Clone the source repository (e.g., NLeSC/MAGMa from GitHub) and locate the metabolite generation subproject modules. Perform static code analysis on the relevant source files to identify algorithm entry points, function call chains, and data structure transformations. Map the chemical structure fragmentation logic, molecular property computation routines, and in silico metabolite enumeration steps by tracing parameter definitions, conditional branches, and transformation rules. Construct a directed acyclic graph (DAG) or flowchart JSON representation that explicitly documents inputs (parent chemical structures, generation rules, filters), intermediate computations (fragmentation, isomer enumeration, property thresholding), and outputs (ranked candidate metabolite sets).
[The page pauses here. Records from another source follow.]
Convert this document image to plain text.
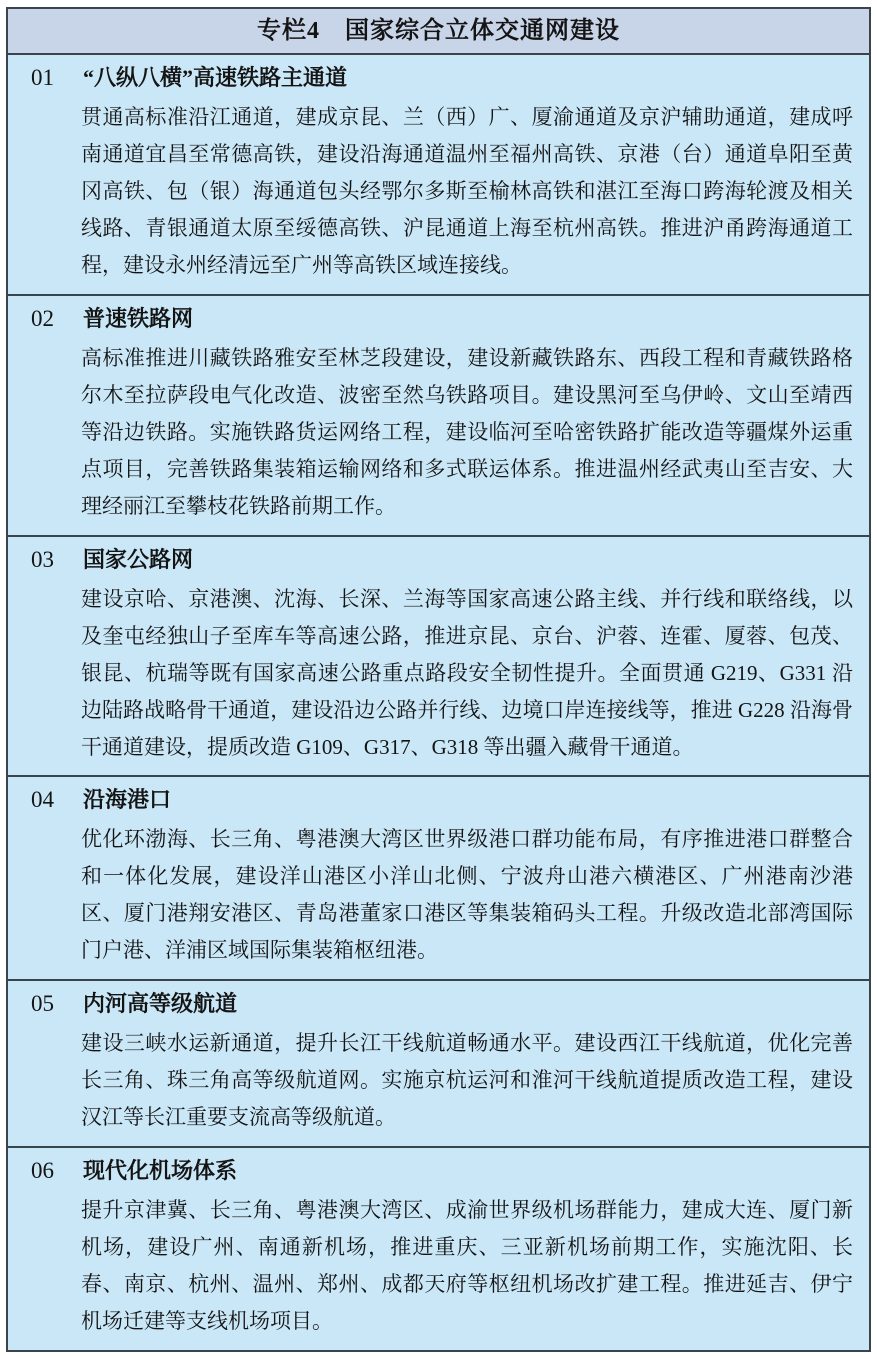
专栏4　国家综合立体交通网建设
01	“八纵八横”高速铁路主通道

贯通高标准沿江通道，建成京昆、兰（西）广、厦渝通道及京沪辅助通道，建成呼南通道宜昌至常德高铁，建设沿海通道温州至福州高铁、京港（台）通道阜阳至黄冈高铁、包（银）海通道包头经鄂尔多斯至榆林高铁和湛江至海口跨海轮渡及相关线路、青银通道太原至绥德高铁、沪昆通道上海至杭州高铁。推进沪甬跨海通道工程，建设永州经清远至广州等高铁区域连接线。

02	普速铁路网

高标准推进川藏铁路雅安至林芝段建设，建设新藏铁路东、西段工程和青藏铁路格尔木至拉萨段电气化改造、波密至然乌铁路项目。建设黑河至乌伊岭、文山至靖西等沿边铁路。实施铁路货运网络工程，建设临河至哈密铁路扩能改造等疆煤外运重点项目，完善铁路集装箱运输网络和多式联运体系。推进温州经武夷山至吉安、大理经丽江至攀枝花铁路前期工作。

03	国家公路网

建设京哈、京港澳、沈海、长深、兰海等国家高速公路主线、并行线和联络线，以及奎屯经独山子至库车等高速公路，推进京昆、京台、沪蓉、连霍、厦蓉、包茂、银昆、杭瑞等既有国家高速公路重点路段安全韧性提升。全面贯通 G219、G331 沿边陆路战略骨干通道，建设沿边公路并行线、边境口岸连接线等，推进 G228 沿海骨干通道建设，提质改造 G109、G317、G318 等出疆入藏骨干通道。

04	沿海港口

优化环渤海、长三角、粤港澳大湾区世界级港口群功能布局，有序推进港口群整合和一体化发展，建设洋山港区小洋山北侧、宁波舟山港六横港区、广州港南沙港区、厦门港翔安港区、青岛港董家口港区等集装箱码头工程。升级改造北部湾国际门户港、洋浦区域国际集装箱枢纽港。

05	内河高等级航道

建设三峡水运新通道，提升长江干线航道畅通水平。建设西江干线航道，优化完善长三角、珠三角高等级航道网。实施京杭运河和淮河干线航道提质改造工程，建设汉江等长江重要支流高等级航道。

06	现代化机场体系

提升京津冀、长三角、粤港澳大湾区、成渝世界级机场群能力，建成大连、厦门新机场，建设广州、南通新机场，推进重庆、三亚新机场前期工作，实施沈阳、长春、南京、杭州、温州、郑州、成都天府等枢纽机场改扩建工程。推进延吉、伊宁机场迁建等支线机场项目。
Annotate each node with function names, algorithm identifiers (e.g., fragmentation type, property metric), and key computational steps extracted directly from the source code to ensure fidelity to the implementation.

## Related tools

- **MAGMa** (Target chemo-informatics system providing in silico metabolite generation, fragmentation, and annotation capabilities; source code subject of workflow reconstruction) — https://github.com/NLeSC/MAGMa
- **PubChem** (Chemical structure and property database used by MAGMa for mass candidate lookup and reference metabolite data)

## Evaluation signals

- The reconstructed DAG/flowchart matches the actual code execution path when traced through with a representative parent structure and generation rules.
- All parameter thresholds (e.g., fragmentation weights, isomer enumeration limits, property filters) extracted from source code are validated against their usage sites and produce identical candidate sets.
- Intermediate computational outputs (fragmentation products, enumerated isomers, filtered candidates) match reference runs of the original tool on the same input.
- All documented function names, algorithm identifiers, and conditional branches can be located and verified in the source code with line references.
- The pipeline documentation enables independent implementation or modification of the workflow without requiring the original tool's execution.

## Limitations

- Static code analysis alone cannot capture dynamic runtime behavior, optimization passes, or external library side effects that may influence metabolite enumeration.
- Reconstruction fidelity depends on code clarity, presence of comments, and absence of obfuscation; highly complex or legacy code may require iterative validation against tool execution.
- Changes to dependency libraries or language runtime versions may alter the computational behavior of extracted rules, requiring re-validation.
- No changelog documentation was found for the MAGMa repository, making it difficult to track algorithm changes across versions.

## Evidence

- [readme] The eMetabolomics project develops chemo-informatics based methods for metabolite identification and biochemical network reconstruction in an integrative metabolomics data analysis workflow.: "The project develops chemo-informatics based methods for metabolite identification and biochemical network reconstruction in an integrative metabolomics data analysis workflow."
- [readme] MAGMa is a abbreviation for 'Ms Annotation based on in silico Generated Metabolites'.: "MAGMa is a abbreviation for 'Ms Annotation based on in silico Generated Metabolites'."
- [other] Map chemical structure fragmentation logic, molecular property computation, and in silico metabolite enumeration steps.: "Map chemical structure fragmentation logic, molecular property computation, and in silico metabolite enumeration steps."
- [other] Construct a directed acyclic graph or flowchart JSON representation showing inputs (parent structures, generation rules), intermediate computations (fragmentation, isomer enumeration, property filters), and outputs (candidate metabolite sets).: "Construct a directed acyclic graph or flowchart JSON representation showing inputs (parent structures, generation rules), intermediate computations (fragmentation, isomer enumeration, property"
- [other] Perform static code analysis on the metabolite generation modules to identify algorithm entry points, function call chains, and data transformations.: "Perform static code analysis on the metabolite generation modules to identify algorithm entry points, function call chains, and data transformations."